1.  Three Eras of Health Care

The concept chart Three Eras of Health Care shows the changes over time in typical causes of death in the United States, key actions that help reduce deaths from those causes, who drives them, and their impact on life expectancy.  Importantly, it also highlights the changing role of the individual in improving life expectancy in each era.  

In the first era, people often died of infectious diseases.  Health improved when professionals in public health agencies drove efforts to clean up the water supply and improve sewage treatment,215 leading to a big leap in life expectancy.  People born in 1900 on average lived to age 47.  People born in 1950 on average were expected to live to age 68.216  Professionals didn't need to involve each person individually to drive these changes.

In the second era, during the mid-1900s, people still died of acute conditions such as infections, injuries, and other problems that arose suddenly.  Health improved with acute interventions—treatments given once or over a short period of time—such as penicillin, vaccinations,217 and surgery.

It was the job of doctors like those celebrated in Norman Rockwell paintings to take the actions needed to improve health. Individuals in this era did have to do something: they had to show up. But that’s about all. The doctor, who was epitomized by television’s fictitious kindly general practitioner Marcus Welby, M.D., did everything else. Average life span rose 9 years.218

Today we are in the third era. Thanks to the great and continuing successes of the prior eras, we now have the “luxury” of dying of chronic diseases, such as diabetes or heart disease. These typically develop slowly and aren’t cured, but instead are managed in order to reduce the harm they cause. In this era, 70 percent of people die from chronic conditions.219

What counts most in preventing or managing these diseases? It’s the actions people take daily regarding diet, exercise, alcohol, tobacco, and stress.220  People go to the doctor on average three times a year.221  It’s what they do the other 362 days that largely drives their health.  Do they go for a bicycle ride or do they play video games? Do they order the small ice cream cone or the triple-decker? Do they fume about their boss or find a constructive way to manage their stress?

When common chronic diseases are the issue, doctors cannot make good health happen. They can’t snatch the potato chips off your lunch tray. They can’t drag you off the couch after dinner to go for a walk instead of watching old Law & Order reruns. They’re not there to do it. And, unlike the case in the second era, they can’t simply give you a shot to make you better.

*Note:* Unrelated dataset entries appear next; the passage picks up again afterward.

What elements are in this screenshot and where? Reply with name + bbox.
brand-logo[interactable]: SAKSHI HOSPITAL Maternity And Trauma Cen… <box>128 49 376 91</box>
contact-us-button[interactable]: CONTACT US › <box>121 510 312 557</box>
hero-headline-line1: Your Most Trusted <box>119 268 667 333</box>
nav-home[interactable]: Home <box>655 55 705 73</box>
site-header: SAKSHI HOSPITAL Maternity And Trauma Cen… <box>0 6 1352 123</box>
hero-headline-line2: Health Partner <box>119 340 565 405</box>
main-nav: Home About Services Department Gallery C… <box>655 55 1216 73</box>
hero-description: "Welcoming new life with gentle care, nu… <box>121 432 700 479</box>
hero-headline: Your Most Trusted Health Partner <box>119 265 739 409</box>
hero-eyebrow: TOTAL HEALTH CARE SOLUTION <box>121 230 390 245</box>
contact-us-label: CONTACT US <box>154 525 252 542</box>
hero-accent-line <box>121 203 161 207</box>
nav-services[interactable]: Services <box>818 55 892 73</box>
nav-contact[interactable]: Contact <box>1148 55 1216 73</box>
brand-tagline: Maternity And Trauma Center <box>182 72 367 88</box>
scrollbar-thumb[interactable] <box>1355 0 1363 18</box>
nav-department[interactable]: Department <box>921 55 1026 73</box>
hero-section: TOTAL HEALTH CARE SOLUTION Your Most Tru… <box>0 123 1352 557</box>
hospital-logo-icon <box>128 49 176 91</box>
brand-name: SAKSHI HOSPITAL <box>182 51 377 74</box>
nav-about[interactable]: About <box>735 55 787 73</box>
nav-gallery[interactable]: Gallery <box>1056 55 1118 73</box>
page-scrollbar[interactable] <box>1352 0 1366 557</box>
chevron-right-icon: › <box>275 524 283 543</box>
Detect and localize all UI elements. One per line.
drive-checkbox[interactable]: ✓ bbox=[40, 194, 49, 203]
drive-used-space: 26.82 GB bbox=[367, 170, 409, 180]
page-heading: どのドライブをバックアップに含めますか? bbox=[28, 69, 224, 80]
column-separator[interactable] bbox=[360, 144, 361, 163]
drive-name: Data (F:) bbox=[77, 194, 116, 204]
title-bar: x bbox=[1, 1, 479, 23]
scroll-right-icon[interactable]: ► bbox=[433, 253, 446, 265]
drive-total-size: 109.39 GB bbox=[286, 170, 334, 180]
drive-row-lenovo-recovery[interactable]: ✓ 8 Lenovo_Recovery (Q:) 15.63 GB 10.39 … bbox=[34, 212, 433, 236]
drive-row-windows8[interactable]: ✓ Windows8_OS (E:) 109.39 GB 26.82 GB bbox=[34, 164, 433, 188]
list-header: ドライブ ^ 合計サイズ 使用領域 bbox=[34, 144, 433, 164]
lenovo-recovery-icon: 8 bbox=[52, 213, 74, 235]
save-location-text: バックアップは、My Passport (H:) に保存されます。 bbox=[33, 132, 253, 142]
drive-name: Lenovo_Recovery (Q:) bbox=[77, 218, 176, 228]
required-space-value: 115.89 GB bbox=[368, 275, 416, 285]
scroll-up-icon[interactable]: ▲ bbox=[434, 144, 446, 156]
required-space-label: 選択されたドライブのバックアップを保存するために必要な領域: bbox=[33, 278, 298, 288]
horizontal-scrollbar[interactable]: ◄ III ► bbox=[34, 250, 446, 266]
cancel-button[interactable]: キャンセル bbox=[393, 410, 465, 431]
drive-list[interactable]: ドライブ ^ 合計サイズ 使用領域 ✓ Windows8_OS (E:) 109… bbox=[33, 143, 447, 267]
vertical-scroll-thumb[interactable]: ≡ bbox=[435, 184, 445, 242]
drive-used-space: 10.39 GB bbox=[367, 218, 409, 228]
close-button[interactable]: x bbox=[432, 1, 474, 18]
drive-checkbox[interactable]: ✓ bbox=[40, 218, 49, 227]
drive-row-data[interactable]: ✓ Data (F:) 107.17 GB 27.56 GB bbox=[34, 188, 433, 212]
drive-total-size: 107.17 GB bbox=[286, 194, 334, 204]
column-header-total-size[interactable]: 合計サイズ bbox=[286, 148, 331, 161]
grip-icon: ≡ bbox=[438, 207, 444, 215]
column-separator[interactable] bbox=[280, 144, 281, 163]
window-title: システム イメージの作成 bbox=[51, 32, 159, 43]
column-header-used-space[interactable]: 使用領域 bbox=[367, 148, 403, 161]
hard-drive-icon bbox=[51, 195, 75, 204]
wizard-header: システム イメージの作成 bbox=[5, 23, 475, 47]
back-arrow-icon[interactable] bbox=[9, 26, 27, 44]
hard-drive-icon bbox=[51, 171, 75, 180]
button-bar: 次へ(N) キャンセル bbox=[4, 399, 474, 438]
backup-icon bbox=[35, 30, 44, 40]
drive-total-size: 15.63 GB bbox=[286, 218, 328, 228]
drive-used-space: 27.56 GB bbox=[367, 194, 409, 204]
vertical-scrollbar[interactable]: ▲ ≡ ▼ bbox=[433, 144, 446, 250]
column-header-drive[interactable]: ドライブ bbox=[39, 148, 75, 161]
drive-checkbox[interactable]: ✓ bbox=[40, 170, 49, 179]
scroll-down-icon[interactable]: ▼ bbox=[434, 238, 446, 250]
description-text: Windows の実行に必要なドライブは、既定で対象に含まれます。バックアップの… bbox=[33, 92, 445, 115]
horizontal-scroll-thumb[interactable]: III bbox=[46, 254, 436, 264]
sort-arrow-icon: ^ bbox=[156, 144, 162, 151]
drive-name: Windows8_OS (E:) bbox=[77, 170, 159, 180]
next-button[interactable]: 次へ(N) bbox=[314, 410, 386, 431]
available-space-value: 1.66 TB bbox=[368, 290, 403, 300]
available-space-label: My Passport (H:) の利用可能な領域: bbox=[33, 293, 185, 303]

In this era, rank amateurs—regular people—are the ones who have to take the actions most needed to improve health. But patients and doctors alike are trained to expect the experts to take charge. Patients have been trained to be passive. Doctors have been trained to believe that the grand finale to an illness or injury is the treatment they give. Then the credits roll and the lights come up.

2019 update by the author:  a minor but important indicator that the above is still the case follows.  I recently saw a specialist who did not tell me his conclusions.  He ended the visit by saying, "I'll send my report to your doctor."  He did not offer to send me a copy.  If patients were consistently viewed as key players in their own health and health care, practitioners would provide such records to them as automatically as they send the records to other doctors. 

Health care simply hasn’t recognized that in this third era, the patient is often the central actor, on stage far more than the doctor.